Brian Rochefort: Hot Spots at Van Doren Waxter
November 3 to December 22, 2017
195 Chrystie Street, between Rivington and Stanton streets
New York City, vandorenwaxter.com
Although Brian Rochefort was born in Rhode Island (1985) and studied ceramics at the Rhode Island School of Design, his ceramic sculptures relate strongly to a West Coast tradition—and he now indeed lives and works in Los Angeles. That tradition includes Peter Voulkos, Ron Nagle and Ken Price, and the latter two would seem of particular importance to Rochefort, though Voulkos’ explorations into the deconstruction of functional ceramic objects certainly has bearings as well. Nagle and Price conjure extraordinary surfaces, colors and shapes, broaching both the animate and inanimate in unexpected inventive form, in ways that particularly resonate with Rochefort.
Of the 17 ceramic works presented here, 12 are referred to by Rochefort as “craters” and placed on three white pedestals. The remaining pieces are wall based “relief paintings” (again, according to the artist) and incorporate their painted frames through color relationships: think Bram Bogart’s physically present forms and Jules Olitski’s vaporous sprayed transparencies. The particularly vivid use of color and intricate complexities of organic surface and structure obvious in all these works appear distinctly other within an urban environment—however garish and battered they become. An impression of otherness is, indeed, confirmed on discovering that their inspiration has been gleaned from such unspoiled physical phenomena as volcanic ranges, tropical rainforests, barrier reefs and attendant flora and fauna, experienced by Rochefort on travels in Central and South America and Africa.
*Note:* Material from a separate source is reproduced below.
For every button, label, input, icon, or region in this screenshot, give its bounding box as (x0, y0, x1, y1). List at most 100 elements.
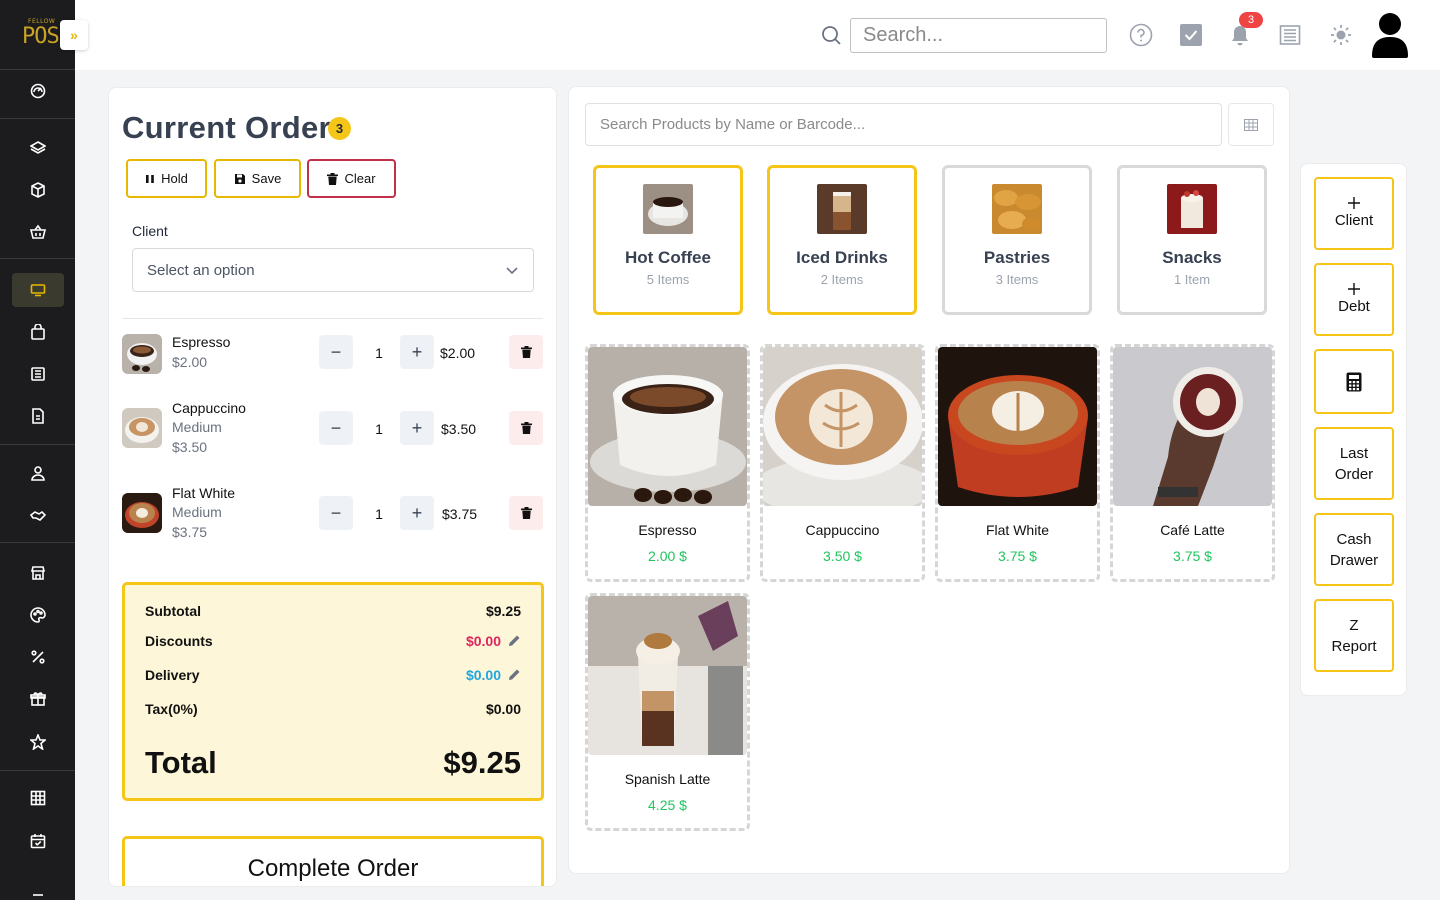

The process used to arrive at particular colors and forms is intuitive—clearly, Rochefort is responsive to results at each stage along the way to a completed piece. These include breaking up an initial vessel shaped object of unfired clay, dipping the parts into a mixture of clay and mud, and leaving them to dry and crack. Glazes are then added using methods more or less familiar to ceramic production—drips and splashes, airbrushed gradients of color and pools of melted glass. The firing of each piece is repeated after another new layer of glaze is added.
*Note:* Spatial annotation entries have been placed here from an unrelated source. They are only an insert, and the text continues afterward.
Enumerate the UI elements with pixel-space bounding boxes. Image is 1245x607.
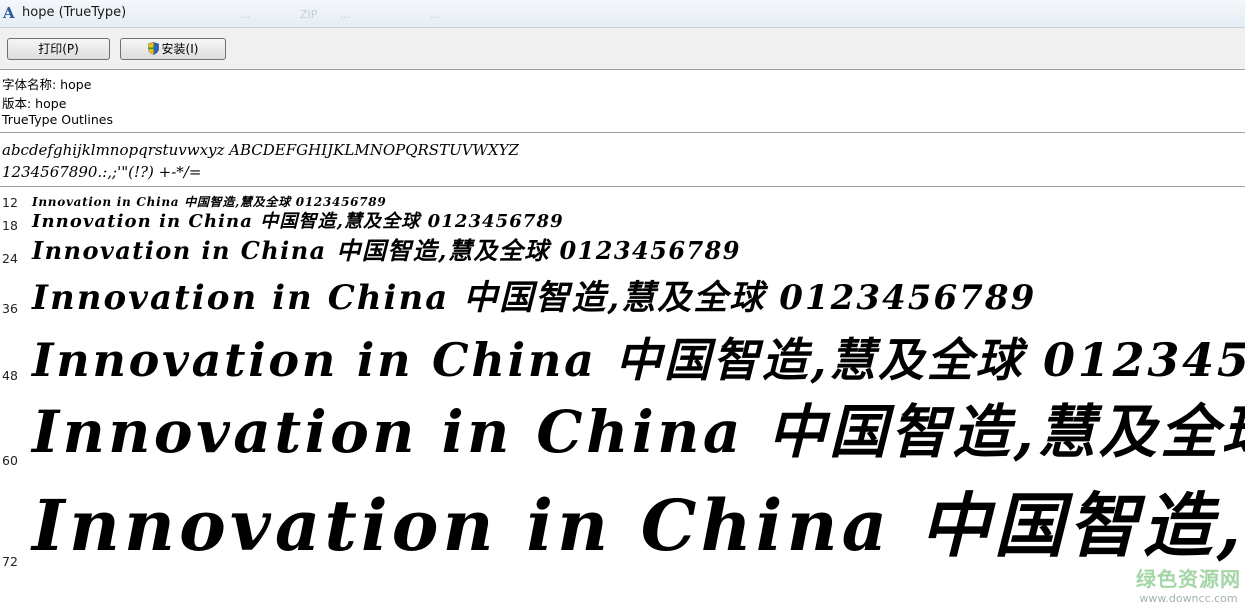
background-text: ZIP bbox=[300, 8, 318, 21]
font-version-line: 版本: hope bbox=[2, 96, 67, 111]
sample-text: Innovation in China 中国智造,慧及全球 0123456789 bbox=[32, 278, 1037, 318]
background-text: ... bbox=[430, 8, 441, 21]
install-button[interactable]: 安装(I) bbox=[120, 38, 226, 60]
character-set-panel: abcdefghijklmnopqrstuvwxyz ABCDEFGHIJKLM… bbox=[0, 133, 1245, 187]
font-type-line: TrueType Outlines bbox=[2, 112, 113, 127]
site-watermark: 绿色资源网 www.downcc.com bbox=[1136, 563, 1241, 605]
sample-text: Innovation in China 中国智造,慧及全球 0123456789 bbox=[32, 236, 741, 265]
size-samples-panel: 12 Innovation in China 中国智造,慧及全球 0123456… bbox=[0, 187, 1245, 607]
sample-size-label: 36 bbox=[2, 301, 18, 316]
charset-letters: abcdefghijklmnopqrstuvwxyz ABCDEFGHIJKLM… bbox=[2, 141, 519, 159]
sample-size-label: 48 bbox=[2, 368, 18, 383]
font-name-line: 字体名称: hope bbox=[2, 77, 92, 92]
sample-size-label: 72 bbox=[2, 554, 18, 569]
toolbar: 打印(P) 安装(I) bbox=[0, 28, 1245, 70]
sample-size-label: 12 bbox=[2, 195, 18, 210]
install-button-label: 安装(I) bbox=[161, 42, 199, 56]
title-bar: A hope (TrueType) ... ZIP ... ... bbox=[0, 0, 1245, 28]
sample-text: Innovation in China 中国智造,慧及全球 0123456789 bbox=[32, 398, 1245, 466]
sample-size-label: 60 bbox=[2, 453, 18, 468]
charset-symbols: 1234567890.:,;'"(!?) +-*/= bbox=[2, 163, 202, 181]
background-text: ... bbox=[240, 8, 251, 21]
background-text: ... bbox=[340, 8, 351, 21]
sample-size-label: 18 bbox=[2, 218, 18, 233]
uac-shield-icon bbox=[147, 42, 159, 55]
sample-text: Innovation in China 中国智造,慧及全球 0123456789 bbox=[32, 484, 1245, 567]
sample-size-label: 24 bbox=[2, 251, 18, 266]
print-button[interactable]: 打印(P) bbox=[7, 38, 110, 60]
sample-text: Innovation in China 中国智造,慧及全球 0123456789 bbox=[32, 195, 387, 209]
watermark-url: www.downcc.com bbox=[1139, 592, 1238, 605]
font-info-panel: 字体名称: hope 版本: hope TrueType Outlines bbox=[0, 70, 1245, 133]
font-viewer-icon: A bbox=[3, 4, 15, 22]
sample-text: Innovation in China 中国智造,慧及全球 0123456789 bbox=[32, 211, 564, 232]
sample-text: Innovation in China 中国智造,慧及全球 0123456789 bbox=[32, 333, 1245, 387]
watermark-title: 绿色资源网 bbox=[1136, 567, 1241, 591]
window-title: hope (TrueType) bbox=[22, 5, 127, 20]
Jozani (2017), at 18 inches high, is typical of the irregularly conical “craters,” and consists of stoneware, earthenware, glaze and glass. A cluster of material around the top edge—circling the interior space—recalls volcanic activity or naturally transfiguring substances: reacting to each other, bubbling, breaking, separating irregularly, clotting, repulsing. This is not just associative of volcanos, it is what actually happened to the materials during the cumulative process of its making. The surface is cracked, both smooth and rough, matt and glistening. Loose patterns appear like pelts, or rocks in laver flows. The colors are warm—turmeric, terracotta, sand, yellow ocher, pale lemon, violet and white. Jozani is the name of a Tanzanian village. SETI (2017) is composed of the same materials but in different quantities and combinations, and with a different color range of blue, blue green, pink, yellow, brown, and white. This time, marine life comes to mind, coral reefs, the cosmos, and meteorites. Again, color, material and process each contribute to the visual pleasure, haptic delight and imaginative connection of the piece. The title references the organization committed to a search for extraterrestrial forms of life.
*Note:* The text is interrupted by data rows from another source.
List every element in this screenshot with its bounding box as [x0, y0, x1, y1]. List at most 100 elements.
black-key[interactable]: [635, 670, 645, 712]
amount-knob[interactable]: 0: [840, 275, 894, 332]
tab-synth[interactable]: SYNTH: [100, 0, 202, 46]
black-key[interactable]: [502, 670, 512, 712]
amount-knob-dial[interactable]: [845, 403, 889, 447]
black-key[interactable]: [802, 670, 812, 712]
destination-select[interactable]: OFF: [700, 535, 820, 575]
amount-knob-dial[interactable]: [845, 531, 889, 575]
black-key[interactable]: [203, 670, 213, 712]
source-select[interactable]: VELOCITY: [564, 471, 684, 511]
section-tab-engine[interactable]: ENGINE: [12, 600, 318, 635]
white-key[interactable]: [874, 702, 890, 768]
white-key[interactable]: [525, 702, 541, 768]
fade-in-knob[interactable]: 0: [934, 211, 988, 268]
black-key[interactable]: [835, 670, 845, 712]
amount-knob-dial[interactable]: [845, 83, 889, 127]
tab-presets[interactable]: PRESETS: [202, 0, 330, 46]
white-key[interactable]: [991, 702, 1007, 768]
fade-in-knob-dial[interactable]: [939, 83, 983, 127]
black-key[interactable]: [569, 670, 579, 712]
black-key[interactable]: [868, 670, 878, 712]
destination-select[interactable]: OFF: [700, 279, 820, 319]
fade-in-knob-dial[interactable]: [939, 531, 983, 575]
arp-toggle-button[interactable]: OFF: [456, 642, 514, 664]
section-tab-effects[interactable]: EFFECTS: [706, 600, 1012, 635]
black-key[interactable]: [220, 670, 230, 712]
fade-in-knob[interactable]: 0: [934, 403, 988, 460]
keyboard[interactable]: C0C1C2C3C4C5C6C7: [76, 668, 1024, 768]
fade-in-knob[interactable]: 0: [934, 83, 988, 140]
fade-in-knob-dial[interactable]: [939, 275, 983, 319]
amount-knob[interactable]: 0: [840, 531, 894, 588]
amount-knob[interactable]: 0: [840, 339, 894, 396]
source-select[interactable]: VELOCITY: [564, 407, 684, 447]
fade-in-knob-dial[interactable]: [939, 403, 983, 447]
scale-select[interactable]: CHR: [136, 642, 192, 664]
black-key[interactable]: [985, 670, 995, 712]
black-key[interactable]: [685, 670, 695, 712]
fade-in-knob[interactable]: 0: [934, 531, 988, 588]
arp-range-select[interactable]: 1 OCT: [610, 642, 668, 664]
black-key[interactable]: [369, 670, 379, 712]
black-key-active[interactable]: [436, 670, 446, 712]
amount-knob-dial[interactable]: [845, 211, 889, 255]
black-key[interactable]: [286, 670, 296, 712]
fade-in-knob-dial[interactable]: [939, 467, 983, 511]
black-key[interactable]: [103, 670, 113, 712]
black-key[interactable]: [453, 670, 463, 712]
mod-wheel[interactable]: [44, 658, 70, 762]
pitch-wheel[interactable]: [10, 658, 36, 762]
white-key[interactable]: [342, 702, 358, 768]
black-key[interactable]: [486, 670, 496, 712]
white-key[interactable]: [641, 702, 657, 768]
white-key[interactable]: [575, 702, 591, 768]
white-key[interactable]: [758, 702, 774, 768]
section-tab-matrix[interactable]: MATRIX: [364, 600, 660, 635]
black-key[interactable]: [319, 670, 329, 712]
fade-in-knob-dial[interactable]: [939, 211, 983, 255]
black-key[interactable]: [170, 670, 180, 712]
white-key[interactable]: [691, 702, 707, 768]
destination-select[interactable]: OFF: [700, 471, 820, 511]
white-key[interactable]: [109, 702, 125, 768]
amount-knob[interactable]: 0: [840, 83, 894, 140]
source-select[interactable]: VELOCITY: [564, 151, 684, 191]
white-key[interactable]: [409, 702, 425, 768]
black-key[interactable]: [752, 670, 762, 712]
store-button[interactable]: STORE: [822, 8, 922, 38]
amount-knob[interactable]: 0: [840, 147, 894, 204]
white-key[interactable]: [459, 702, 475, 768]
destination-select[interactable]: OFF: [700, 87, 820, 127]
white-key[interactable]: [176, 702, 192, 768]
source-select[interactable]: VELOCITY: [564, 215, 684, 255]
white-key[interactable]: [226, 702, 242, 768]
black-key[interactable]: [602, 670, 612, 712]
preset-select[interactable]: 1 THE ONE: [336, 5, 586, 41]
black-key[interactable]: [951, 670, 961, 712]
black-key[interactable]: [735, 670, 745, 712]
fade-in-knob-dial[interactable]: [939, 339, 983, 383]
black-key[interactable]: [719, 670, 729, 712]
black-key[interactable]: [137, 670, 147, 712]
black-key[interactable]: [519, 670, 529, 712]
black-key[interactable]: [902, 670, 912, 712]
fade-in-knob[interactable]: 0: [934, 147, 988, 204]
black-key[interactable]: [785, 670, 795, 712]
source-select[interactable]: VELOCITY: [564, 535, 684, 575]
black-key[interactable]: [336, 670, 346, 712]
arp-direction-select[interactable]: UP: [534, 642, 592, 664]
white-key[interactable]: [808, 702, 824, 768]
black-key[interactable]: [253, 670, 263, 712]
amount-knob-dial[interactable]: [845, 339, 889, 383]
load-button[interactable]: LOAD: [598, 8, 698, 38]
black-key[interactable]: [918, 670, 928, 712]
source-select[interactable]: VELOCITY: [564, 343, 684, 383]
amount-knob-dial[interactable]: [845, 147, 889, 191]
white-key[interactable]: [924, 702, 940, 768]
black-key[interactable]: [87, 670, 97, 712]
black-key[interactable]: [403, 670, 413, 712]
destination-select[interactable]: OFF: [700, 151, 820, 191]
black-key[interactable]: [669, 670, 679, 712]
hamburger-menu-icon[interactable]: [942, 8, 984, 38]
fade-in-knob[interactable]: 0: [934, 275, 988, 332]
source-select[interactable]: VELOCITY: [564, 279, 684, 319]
The wall-based “relief paintings” engage visually with the possibilities of painting and its presentation or, less obviously, an architectural setting such as a parvis. Relief Painting #4 (2017) is a slab of roughly textured ceramic gouged and modeled, colored dark yellow and placed within a frame. Turquoise in the base and internal sides and pale yellow in the facing edge generates continuity and play between the piece and its frame, rather than using the frame as a neutral device within which to isolate the work. The textured surface catches light in such a way as to make two tones. It looks encrusted or weathered, though this is not due to physical process this time, but is just a matter of appearance. Altogether, with both the “craters” and “relief paintings,” Rochefort has contributed to the expanded field of ceramic sculpture and painting, currently such a vital tendency in contemporary art.